Estimated read time 2 min read

Le président colombien Gustavo Petro a ordonné à sa ministre des Affaires étrangères de rapatrier sans délai et « sans chaînes » les citoyens colombiens déportés par les États-Unis vers la République démocratique du Congo (RDC). Il a qualifié cette mesure d’« ostracisme » dans un message publié sur X.
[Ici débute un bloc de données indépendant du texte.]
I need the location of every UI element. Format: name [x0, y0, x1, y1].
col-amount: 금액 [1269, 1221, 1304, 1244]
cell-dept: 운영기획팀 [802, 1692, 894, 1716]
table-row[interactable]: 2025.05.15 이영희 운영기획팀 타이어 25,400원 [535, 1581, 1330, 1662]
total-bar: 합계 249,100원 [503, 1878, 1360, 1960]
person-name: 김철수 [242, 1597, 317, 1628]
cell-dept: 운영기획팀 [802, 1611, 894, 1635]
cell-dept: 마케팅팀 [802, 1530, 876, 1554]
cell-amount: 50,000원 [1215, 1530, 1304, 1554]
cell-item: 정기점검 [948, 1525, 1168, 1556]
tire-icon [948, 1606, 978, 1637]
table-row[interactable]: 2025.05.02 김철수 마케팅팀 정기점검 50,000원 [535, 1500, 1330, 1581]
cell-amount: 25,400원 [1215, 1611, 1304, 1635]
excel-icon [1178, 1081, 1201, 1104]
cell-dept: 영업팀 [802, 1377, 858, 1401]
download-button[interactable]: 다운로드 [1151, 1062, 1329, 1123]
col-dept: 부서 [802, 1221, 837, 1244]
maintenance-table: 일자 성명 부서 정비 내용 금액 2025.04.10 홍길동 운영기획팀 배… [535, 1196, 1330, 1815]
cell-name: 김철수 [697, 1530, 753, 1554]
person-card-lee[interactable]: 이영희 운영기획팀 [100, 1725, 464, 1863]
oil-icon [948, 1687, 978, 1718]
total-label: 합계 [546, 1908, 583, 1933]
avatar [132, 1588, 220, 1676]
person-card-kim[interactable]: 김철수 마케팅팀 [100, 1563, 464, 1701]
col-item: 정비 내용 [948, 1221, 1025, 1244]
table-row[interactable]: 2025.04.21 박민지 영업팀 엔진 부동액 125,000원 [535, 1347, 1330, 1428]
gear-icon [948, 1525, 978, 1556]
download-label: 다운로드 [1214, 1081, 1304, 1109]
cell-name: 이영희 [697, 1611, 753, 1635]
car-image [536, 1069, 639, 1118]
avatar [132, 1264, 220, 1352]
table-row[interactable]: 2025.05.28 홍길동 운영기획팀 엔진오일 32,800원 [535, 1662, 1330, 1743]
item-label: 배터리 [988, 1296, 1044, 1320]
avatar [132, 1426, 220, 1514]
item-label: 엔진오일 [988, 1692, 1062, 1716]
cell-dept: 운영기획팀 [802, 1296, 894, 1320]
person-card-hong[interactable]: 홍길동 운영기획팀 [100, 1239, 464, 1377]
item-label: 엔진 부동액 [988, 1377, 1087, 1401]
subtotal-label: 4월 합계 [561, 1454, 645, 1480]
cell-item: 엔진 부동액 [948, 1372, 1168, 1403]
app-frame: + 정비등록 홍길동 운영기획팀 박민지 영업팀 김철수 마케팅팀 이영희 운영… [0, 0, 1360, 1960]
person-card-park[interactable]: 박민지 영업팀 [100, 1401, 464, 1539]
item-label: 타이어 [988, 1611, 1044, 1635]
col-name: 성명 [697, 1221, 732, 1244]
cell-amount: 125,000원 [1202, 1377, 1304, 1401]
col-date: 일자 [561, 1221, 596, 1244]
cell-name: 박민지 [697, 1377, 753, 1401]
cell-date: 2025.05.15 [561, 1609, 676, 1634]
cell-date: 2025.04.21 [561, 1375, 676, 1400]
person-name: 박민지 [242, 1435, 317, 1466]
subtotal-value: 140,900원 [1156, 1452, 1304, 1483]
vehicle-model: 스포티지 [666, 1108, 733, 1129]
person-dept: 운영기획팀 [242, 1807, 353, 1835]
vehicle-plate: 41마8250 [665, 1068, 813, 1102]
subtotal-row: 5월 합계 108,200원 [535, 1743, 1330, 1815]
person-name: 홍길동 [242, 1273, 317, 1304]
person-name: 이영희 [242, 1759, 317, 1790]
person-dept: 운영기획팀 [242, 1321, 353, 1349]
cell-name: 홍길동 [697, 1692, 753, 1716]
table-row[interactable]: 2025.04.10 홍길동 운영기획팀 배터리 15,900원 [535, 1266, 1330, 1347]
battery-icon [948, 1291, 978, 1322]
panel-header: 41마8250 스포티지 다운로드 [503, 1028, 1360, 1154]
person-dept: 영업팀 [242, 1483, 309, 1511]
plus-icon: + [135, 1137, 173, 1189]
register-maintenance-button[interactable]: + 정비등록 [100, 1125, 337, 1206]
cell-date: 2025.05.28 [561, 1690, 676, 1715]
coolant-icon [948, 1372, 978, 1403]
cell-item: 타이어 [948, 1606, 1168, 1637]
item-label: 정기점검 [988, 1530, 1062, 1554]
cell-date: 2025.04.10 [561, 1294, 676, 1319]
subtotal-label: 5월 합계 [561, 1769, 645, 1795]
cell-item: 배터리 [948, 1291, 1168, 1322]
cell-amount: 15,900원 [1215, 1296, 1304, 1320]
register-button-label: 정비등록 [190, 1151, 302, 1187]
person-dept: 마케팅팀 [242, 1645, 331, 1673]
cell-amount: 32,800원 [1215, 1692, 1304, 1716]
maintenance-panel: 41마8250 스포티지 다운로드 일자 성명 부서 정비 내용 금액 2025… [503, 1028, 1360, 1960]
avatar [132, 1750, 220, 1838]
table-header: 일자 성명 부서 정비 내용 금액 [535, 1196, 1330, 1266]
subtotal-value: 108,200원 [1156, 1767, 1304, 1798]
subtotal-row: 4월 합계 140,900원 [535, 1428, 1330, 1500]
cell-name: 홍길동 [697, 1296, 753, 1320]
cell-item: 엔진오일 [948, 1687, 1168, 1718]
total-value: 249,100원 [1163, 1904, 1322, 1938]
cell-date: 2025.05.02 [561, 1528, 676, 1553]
Le 17 avril, un premier vol américain a acheminé environ 15 migrants d’Amérique du Sud, dont des Colombiens, des Péruviens et des Équatoriens, à Kinshasa. Ce transfert s’inscrit dans un accord bilatéral américano-congolais annoncé le 5 avril, dans le cadre de la politique d’expulsions vers des pays tiers de l’administration Trump. L’Organisation internationale pour les migrations (OIM) assiste les arrivants sur place.

Dans son tweet, Petro a déclaré : « Esto se llama ostracismo. Mientras Noboa me calumnia deja que sus amigos humillen a su pueblo. La canciller tiene orden de traer de inmediato a los colombianos desde el Congo y sin cadenas. » Il vise directement le président équatorien Daniel Noboa, accusé de tolérer cette « humiliation » tout en le calomniant.

Cette décision intervient dans un contexte de tensions bilatérales accrues entre Bogotá et Quito. Petro défend depuis longtemps un traitement digne des migrants, refusant les expulsions dégradantes.

La chancellerie colombienne active actuellement les protocoles pour organiser le retour. Aucun détail précis sur le nombre exact de Colombiens concernés ni sur le calendrier n’a encore été communiqué officiellement, mais des contacts sont en cours avec Kinshasa et l’OIM.

Cet épisode souligne les défis de la migration irrégulière en Amérique latine face à la politique américaine d’externalisation des expulsions. Les Colombiens concernés devraient regagner leur pays dans des conditions humaines, selon la ligne du gouvernement Petro.